Nasza Loteria NaM - pasek na kartach artykułów

Zaginiona Aleksandra Maliszewska nie żyje! Ciało dziewczyny znaleziono na Widzewie

mar (opr mm)
W czwartek, 18 czerwca, ok. godz. 10, na łódzkim Widzewie znaleziono zwłoki młodej kobiety. Znajdujące się przy kobiecie dokumenty i inne rzeczy osobiste wskazują, że zmarłą osobą jest poszukiwana Aleksandra Maliszewska. W piątek przeprowadzono sądowo-lekarską sekcję zwłok 25-latki.

Ciało młodej kobiety znalazł pracownik wykonujący prace ogrodnicze na przemysłowych terenach dzielnicy Widzew. Zwłoki leżały ponad pół kilometra od żwirowej drogi rozpoczynającej się przy ul. Technicznej 20 w Łodzi.

Zwłoki kobiety znajdują się w stanie utrudniającym identyfikacje, ale elementy ubioru, biżuteria oraz torebka z rzeczami osobistymi i dokumentami wskazują, że jest to zaginiona Aleksandra Maliszewska. Znaleziona osoba była również ubrana zgodnie z opisem przekazanym przy zgłaszaniu zaginięcia.

Ślady zabezpieczone na miejscu wskazują, że przyczyną śmierci mogło być samobójstwo.

Dziewczyna siedziała oparta o drzewo. Bezpośrednio przy zwłokach, policjanci znaleźli i zabezpieczyli ostre narzędzie.

- Usytuowanie zwłok zdaje się sugerować, że śmierć mogła mieć charakter samobójczy. Bliższe wnioskowanie w tym zakresie możliwe jednak będzie po przeprowadzeniu sądowo-lekarskiej sekcji - dodaje Krzysztof Kopania.

Ciało zostało zabezpieczone do dyspozycji prokuratora. Dokładne przyczyny śmierci kobiety miały być znane po wykonaniu sekcji zwłok.

W piątek o godz. 12 odbyła się sądowo-lekarska sekcja zwłok kobiety.

- Wstępne ustalenia posekcyjne, ze względu na zaawansowany rozkład zwłok, nie doprowadziły do ustalenia przyczyny śmierci - poinformował Krzysztof Kopania, rzecznik prasowy Prokuratury Okręgowej w Łodzi. - Podczas sekcji nie stwierdzono obrażeń kostnych, które mogłyby świadczyć o urazie.

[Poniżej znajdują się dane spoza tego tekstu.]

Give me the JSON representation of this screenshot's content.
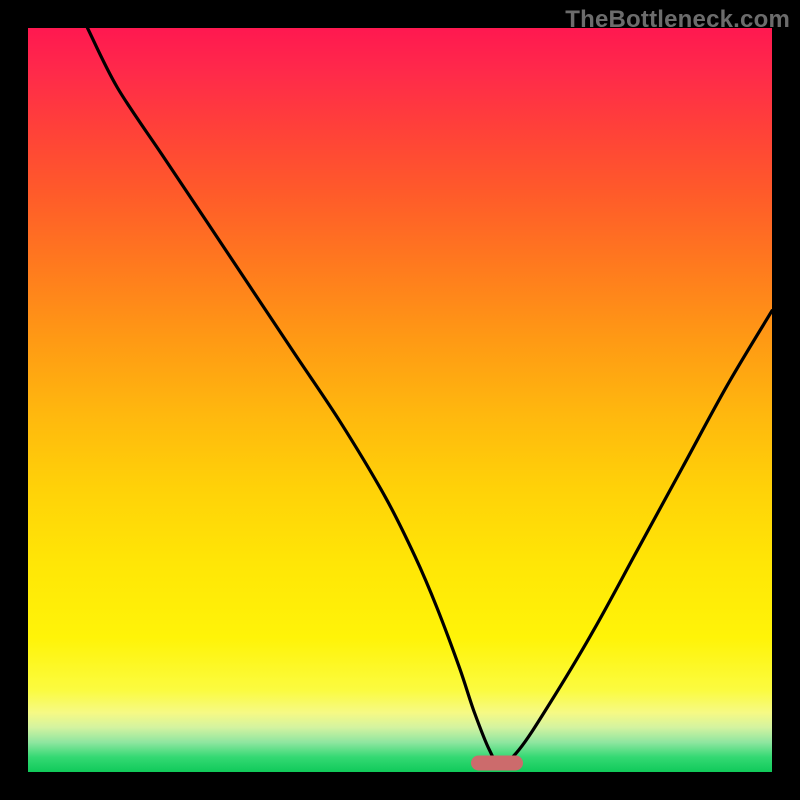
{
  "watermark": "TheBottleneck.com",
  "colors": {
    "frame_bg": "#000000",
    "gradient_top": "#ff1850",
    "gradient_mid": "#ffd208",
    "gradient_bottom": "#10ca5a",
    "curve": "#000000",
    "marker": "#cc6b6c"
  },
  "chart_data": {
    "type": "line",
    "title": "",
    "xlabel": "",
    "ylabel": "",
    "xlim": [
      0,
      100
    ],
    "ylim": [
      0,
      100
    ],
    "grid": false,
    "legend": false,
    "series": [
      {
        "name": "bottleneck-curve",
        "x": [
          8,
          12,
          18,
          24,
          30,
          36,
          42,
          48,
          52,
          55,
          58,
          60,
          62,
          63.5,
          66,
          70,
          76,
          82,
          88,
          94,
          100
        ],
        "values": [
          100,
          92,
          83,
          74,
          65,
          56,
          47,
          37,
          29,
          22,
          14,
          8,
          3,
          1,
          3,
          9,
          19,
          30,
          41,
          52,
          62
        ]
      }
    ],
    "marker": {
      "x": 63,
      "y": 1.2,
      "shape": "pill"
    },
    "gradient_stops": [
      {
        "pct": 0,
        "color": "#ff1850"
      },
      {
        "pct": 42,
        "color": "#ff9a14"
      },
      {
        "pct": 72,
        "color": "#ffe606"
      },
      {
        "pct": 96,
        "color": "#8fe6a0"
      },
      {
        "pct": 100,
        "color": "#10ca5a"
      }
    ]
  }
}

Biegły sądowy przeprowadzający sekcję, twierdzi, że śmierć mogła nastąpić w dniu zgłoszenia zaginięcia studentki.

Prokuratura zleciła przeprowadzenie dodatkowych badań toksykologicznych w Zakładzie Medycyny Sadowej w Łodzi oraz w Instytucie Ekspertyz Sadowych w Krakowie.

- Przy zwłokach znaleziony został nóż, plastikowa butelka częściowo wypełniona cieczą, kubek oraz plecak. Nie stwierdzono natomiast uchwytnych śladów obecności innych osób.Wyciąganie jednoznacznych wniosków w tym zakresie możliwe będzie po uzyskaniu wyników szczegółowych badań toksykologicznych, w tym także zawartości zabezpieczonej butelki oraz ekspertyz kryminalistycznych dowodów ujawnionych w miejscu zdarzenia - dodaje Krzysztof Kopania.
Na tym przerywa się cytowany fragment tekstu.